In the early 2010s, Verizon's (VZ 2.85%) Verizon FiOS TV service was one of pay TV's biggest success stories. At a time when legacy pay TV products like cable and satellite subscriptions were suffering from the cord-cutting trend, Verizon's IPTV service seemed somehow immune. FiOS TV (which exists alongside Verizon's fiber-optic internet service, also branded as FiOS) was pay TV's fastest-growing service in 2010.

But no more. Verizon's first-quarter 2020 results include some serious losses for Verizon's IPTV service. This should trouble Verizon, especially given the fact that the COVID-19 pandemic has been pushing TV viewing hours up for the streaming competition. It should also trouble AT&T (T 1.17%), which only just recently unveiled an IPTV service of its own.

Scissors cutting a cable cord

Image source: Getty Images.

Bad news for Verizon

For Verizon, the news is as simple as it is bad: There are a whole lot fewer paying Verizon FiOS TV customers than there were at the end of fourth quarter 2020. This past quarter, Verizon lost 84,000 FiOS TV customers. That's the worst quarter ever for Verizon's IPTV service, which now has fewer than 4.2 million users.

Quarter Q1 2019 Q2 2019 Q3 2019 Q4 2019 Q1 2020
FiOS TV subs lost (55,000) (52,000) (67,000) (51,000) (84,000)

Data source: SEC filings. 

Verizon's FiOS losses were limited to the TV side. The company actually added 59,000 FiOS internet customers in Q1. Verizon pointed to the cord-cutting trend to explain the dichotomy.

The timing is damning. The COVID-19 pandemic has caused some very serious economic fallout, but not all industries have suffered equally.
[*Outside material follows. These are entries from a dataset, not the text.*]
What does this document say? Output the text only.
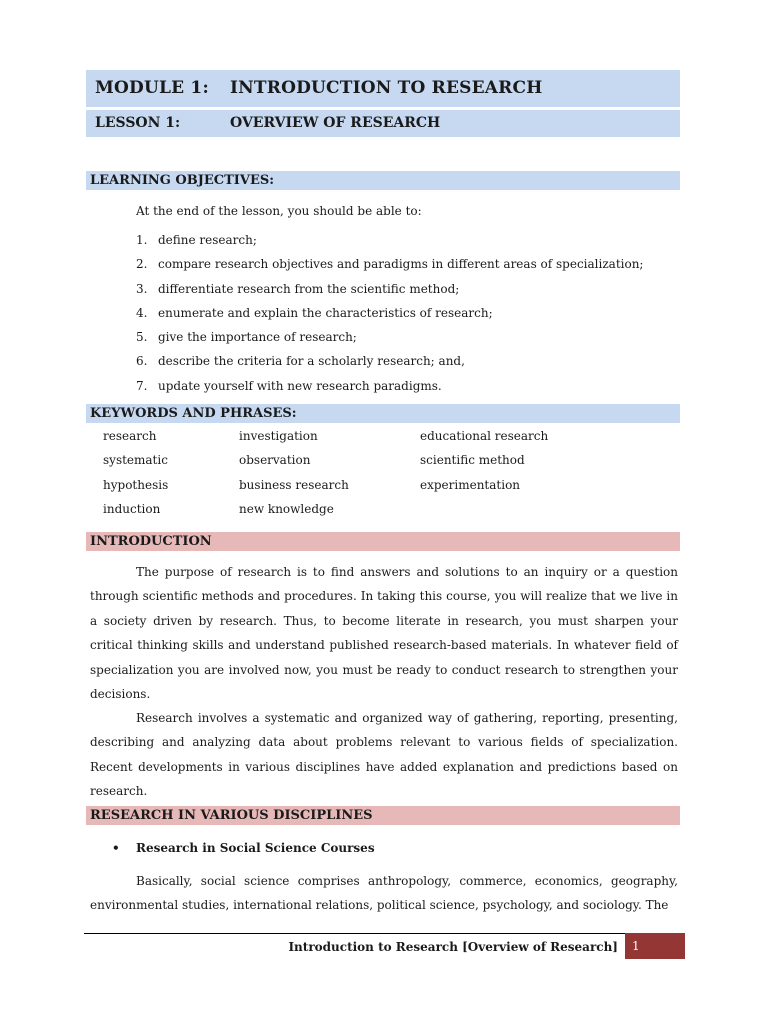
MODULE 1: INTRODUCTION TO RESEARCH
LESSON 1:	OVERVIEW OF RESEARCH
LEARNING OBJECTIVES:
At the end of the lesson, you should be able to:
1. define research;
2. compare research objectives and paradigms in different areas of specialization;
3. differentiate research from the scientific method;
4. enumerate and explain the characteristics of research;
5. give the importance of research;
6. describe the criteria for a scholarly research; and,
7. update yourself with new research paradigms.
KEYWORDS AND PHRASES:
research	investigation	educational research
systematic	observation	scientific method
hypothesis	business research	experimentation
induction	new knowledge
INTRODUCTION

The purpose of research is to find answers and solutions to an inquiry or a question through scientific methods and procedures. In taking this course, you will realize that we live in a society driven by research. Thus, to become literate in research, you must sharpen your critical thinking skills and understand published research-based materials. In whatever field of specialization you are involved now, you must be ready to conduct research to strengthen your decisions.

Research involves a systematic and organized way of gathering, reporting, presenting, describing and analyzing data about problems relevant to various fields of specialization. Recent developments in various disciplines have added explanation and predictions based on research.

RESEARCH IN VARIOUS DISCIPLINES
• Research in Social Science Courses

Basically, social science comprises anthropology, commerce, economics, geography, environmental studies, international relations, political science, psychology, and sociology. The

Introduction to Research [Overview of Research] 1
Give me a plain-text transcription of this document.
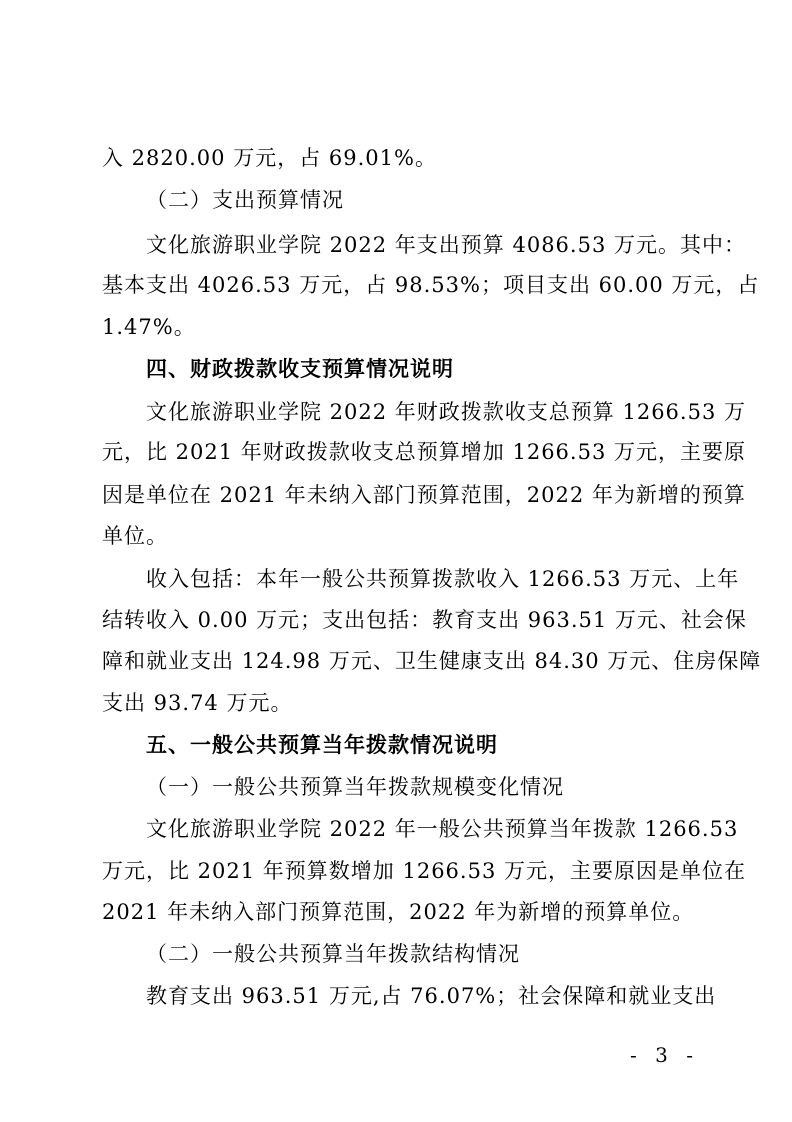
入 2820.00 万元，占 69.01%。
（二）支出预算情况
文化旅游职业学院 2022 年支出预算 4086.53 万元。其中：
基本支出 4026.53 万元，占 98.53%；项目支出 60.00 万元，占
1.47%。
四、财政拨款收支预算情况说明
文化旅游职业学院 2022 年财政拨款收支总预算 1266.53 万
元，比 2021 年财政拨款收支总预算增加 1266.53 万元，主要原
因是单位在 2021 年未纳入部门预算范围，2022 年为新增的预算
单位。
收入包括：本年一般公共预算拨款收入 1266.53 万元、上年
结转收入 0.00 万元；支出包括：教育支出 963.51 万元、社会保
障和就业支出 124.98 万元、卫生健康支出 84.30 万元、住房保障
支出 93.74 万元。
五、一般公共预算当年拨款情况说明
（一）一般公共预算当年拨款规模变化情况
文化旅游职业学院 2022 年一般公共预算当年拨款 1266.53
万元，比 2021 年预算数增加 1266.53 万元，主要原因是单位在
2021 年未纳入部门预算范围，2022 年为新增的预算单位。
（二）一般公共预算当年拨款结构情况
教育支出 963.51 万元,占 76.07%；社会保障和就业支出
- 3 -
Around the time things got serious in the United States, Nielsen predicted that social isolation and quarantine measures would lead to a surge in TV viewing hours. The surge applied to TV viewing hours overall, not just to streaming services.

The surge seems to have arrived, but not for everyone. Netflix is enjoying a relatively successful run at an uncertain economic time. Other streaming services, including Alphabet's YouTube and Amazon's video game-focused video streaming platform Twitch, have shown signs of surging viewer hours as well. This makes it an even bigger problem that Verizon's pay TV service is headed in the other direction, and fast.

We can't say with any certainty why the tech industry and its streaming services are doing so much better than Verizon seems to be. Price is one possibility, since the streaming services are by and large much cheaper than traditional pay TV bundles. That would mesh with unprecedented unemployment trends and a volatile market that could contribute to subscription cuts. The lack of live sports is likely a problem, too -- legacy pay TV services rely heavily on sports, and there are virtually no live sporting events on TV right now.

But this is speculation -- all we know for sure is that Verizon's IPTV service got hammered by cord cutters this quarter. The cord-cutting trend is not making any exceptions for IPTV services, however cutting-edge and high-tech they may seem.

A bad sign for AT&T

For telecom giant AT&T, the TV trends of the COVID-19 era are a decidedly mixed bag. On the one hand, AT&T is an internet service provider and the owner of several streaming services, including the forthcoming HBO Max, which is expected to launch on time in the midst of this crisis. But AT&T is also in the legacy pay TV business.

What's more, AT&T just made a major change to its pay TV lineup. The company recently launched a new pay TV service called AT&T TV. AT&T TV is being marketed as a modern streaming version of cable or satellite, but it's not all that new of an idea: Like Verizon's FiOS TV, AT&T TV is an IPTV service (AT&T does also have a true "over the top" streaming live TV service, which is called AT&T TV Now; it also has a mobile-focused OTT live TV offering called AT&T WatchTV).

AT&T TV is in many ways indistinguishable from a legacy pay TV service. It has the introductory prices and long-term contracts customers expect from cable or satellite. But AT&T TV arrives via the internet, which saves AT&T on technician visits and installation costs.

A lack of in-person installation might help AT&T TV in the midst of this crisis (FiOS requires an in-person installation). But the fact that Verizon's IPTV service had a brutal quarter in the middle of a TV viewing surge is a big warning sign for AT&T and its peers. Trying to recreate the legacy pay TV model with IPTV doesn't seem to move customers. "Cord cutting" and "streaming services" don't appear to be such literal terms for consumers. A "cordless" version of a legacy pay TV service is still traditional in some very important ways, and it's easy to imagine that such services will suffer in a crisis that is tightening budgets and elevating the subscription video on demand (SVOD) competition.

Limiting losses and little more

Clearly, IPTV services are not exempt from the cord-cutting trend. And while AT&T's new IPTV offering will save it on overhead relative to its DirecTV satellite service, Verizon's stumble suggests that limiting expenses is just about the most that AT&T can hope for by swapping satellite for IPTV.